Mr. Devins was a storyteller. I discovered this when I landed in his office on my first day of employment at the hospital he administered in the sleepy farming community of Waconia, Minn. It was 1977, and the little hospital had just acquired the dying local volunteer ambulance service. Paul Erickson and I had been hired to help staff the ambulance when the volunteers were not available.
Things had not gone well that first day. Moments after arriving, with no orientation, Paul and I were sent on a call with a drive-like-hell volunteer who did not believe in blood pressures, jump bags or treating his young new crew members with any modicum of respect. By lunchtime I was humiliated, angry and ready to quit. When the director of nursing saw me fuming, she quickly ushered me into Mr. Devin’s office, where I began to list my complaints.
Mr. Devins brusquely interrupted me. But instead of using facts and reason to convince me that things would improve, he told me a story. It was a story about the history of the hospital and the ambulance service, about his serving on the governor’s commission on EMS, and about how this ambulance service was going to develop into a state-of-the-art regional ALS service. His style was blunt, martial and confident, his sentences Hemingway short. His story appealed to my sense of being tough, of fighting for the underdog and of serving on the front end of something great.

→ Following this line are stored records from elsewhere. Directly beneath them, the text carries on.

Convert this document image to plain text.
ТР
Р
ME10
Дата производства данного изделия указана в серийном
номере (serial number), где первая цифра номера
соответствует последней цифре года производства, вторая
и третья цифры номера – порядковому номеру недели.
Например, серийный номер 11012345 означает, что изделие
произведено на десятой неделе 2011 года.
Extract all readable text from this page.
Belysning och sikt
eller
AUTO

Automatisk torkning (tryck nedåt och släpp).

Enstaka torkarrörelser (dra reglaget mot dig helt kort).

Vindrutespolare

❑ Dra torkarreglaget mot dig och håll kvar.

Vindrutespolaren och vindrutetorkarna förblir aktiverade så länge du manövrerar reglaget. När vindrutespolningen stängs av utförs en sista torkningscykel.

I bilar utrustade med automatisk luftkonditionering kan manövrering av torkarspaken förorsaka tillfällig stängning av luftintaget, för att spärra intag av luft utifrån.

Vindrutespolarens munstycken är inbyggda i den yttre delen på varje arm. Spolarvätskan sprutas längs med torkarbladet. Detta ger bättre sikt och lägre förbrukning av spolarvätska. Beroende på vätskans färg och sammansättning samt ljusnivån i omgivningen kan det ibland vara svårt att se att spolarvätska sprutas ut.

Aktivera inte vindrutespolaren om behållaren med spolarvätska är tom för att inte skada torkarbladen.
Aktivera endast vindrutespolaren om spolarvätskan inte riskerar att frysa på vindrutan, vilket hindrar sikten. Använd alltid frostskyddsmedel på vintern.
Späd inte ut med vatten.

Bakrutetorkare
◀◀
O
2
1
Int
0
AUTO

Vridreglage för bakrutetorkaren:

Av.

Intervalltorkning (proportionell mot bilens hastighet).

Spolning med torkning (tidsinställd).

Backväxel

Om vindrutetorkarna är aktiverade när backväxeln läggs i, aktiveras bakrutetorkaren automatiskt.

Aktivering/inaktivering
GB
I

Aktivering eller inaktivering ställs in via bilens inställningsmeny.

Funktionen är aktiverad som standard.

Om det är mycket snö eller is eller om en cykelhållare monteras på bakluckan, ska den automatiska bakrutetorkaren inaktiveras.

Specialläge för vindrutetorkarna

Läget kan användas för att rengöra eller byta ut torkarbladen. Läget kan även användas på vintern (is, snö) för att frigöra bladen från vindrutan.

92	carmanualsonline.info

Mr. Devins clearly understood what Henry Mintzberg had written about in his 1973 classic study and book The Nature of Managerial Work: that leadership is performance art and that more than 75 percent of what leaders and managers do with their time is talk. Leaders talk about current happenings, where they have been, where they are going, why people should care, and how resources will be organized to get there. The more recent work of Steve Denning has found that the most successful leaders shape their talking into effective stories.
Most of us arrive in leadership positions believing our job is to have answers supported with facts and rationale. But human motivation doesn’t work that way. We are endowed with an ability to remember the past and imagine the future, and we use both to find context for what is happening in the present by creating a story. If you announce that a committee is being formed to explore alternatives to 24-hour shifts, people will frame this information into a story. The story might be: Management is under financial pressure and out to reduce overtime by screwing us out of 24s; Bill’s accident on the night shift is causing us to lose our 24s; or some employees are their children’s primary caregivers and can’t work all 24s. The story will be influenced by emotions and experiences, but also by the stories our culture or leaders tell us.
I have been noticing that in organizations where no compelling story is being told by the leadership at the top, there is usually a dramatic, vivid and dark tale being told at the bottom.
During the 18 years I worked for Mr. Devins, he never stopped telling stories. In every meeting and at every possible occasion, he framed his talking into a story. Some we heard over and over. His tiny community hospital grew into a flourishing regional medical center, and the volunteer ambulance service is now a respected regional ALS service with eight base stations and more than 100 employees.
In my book, that’s a pretty good story.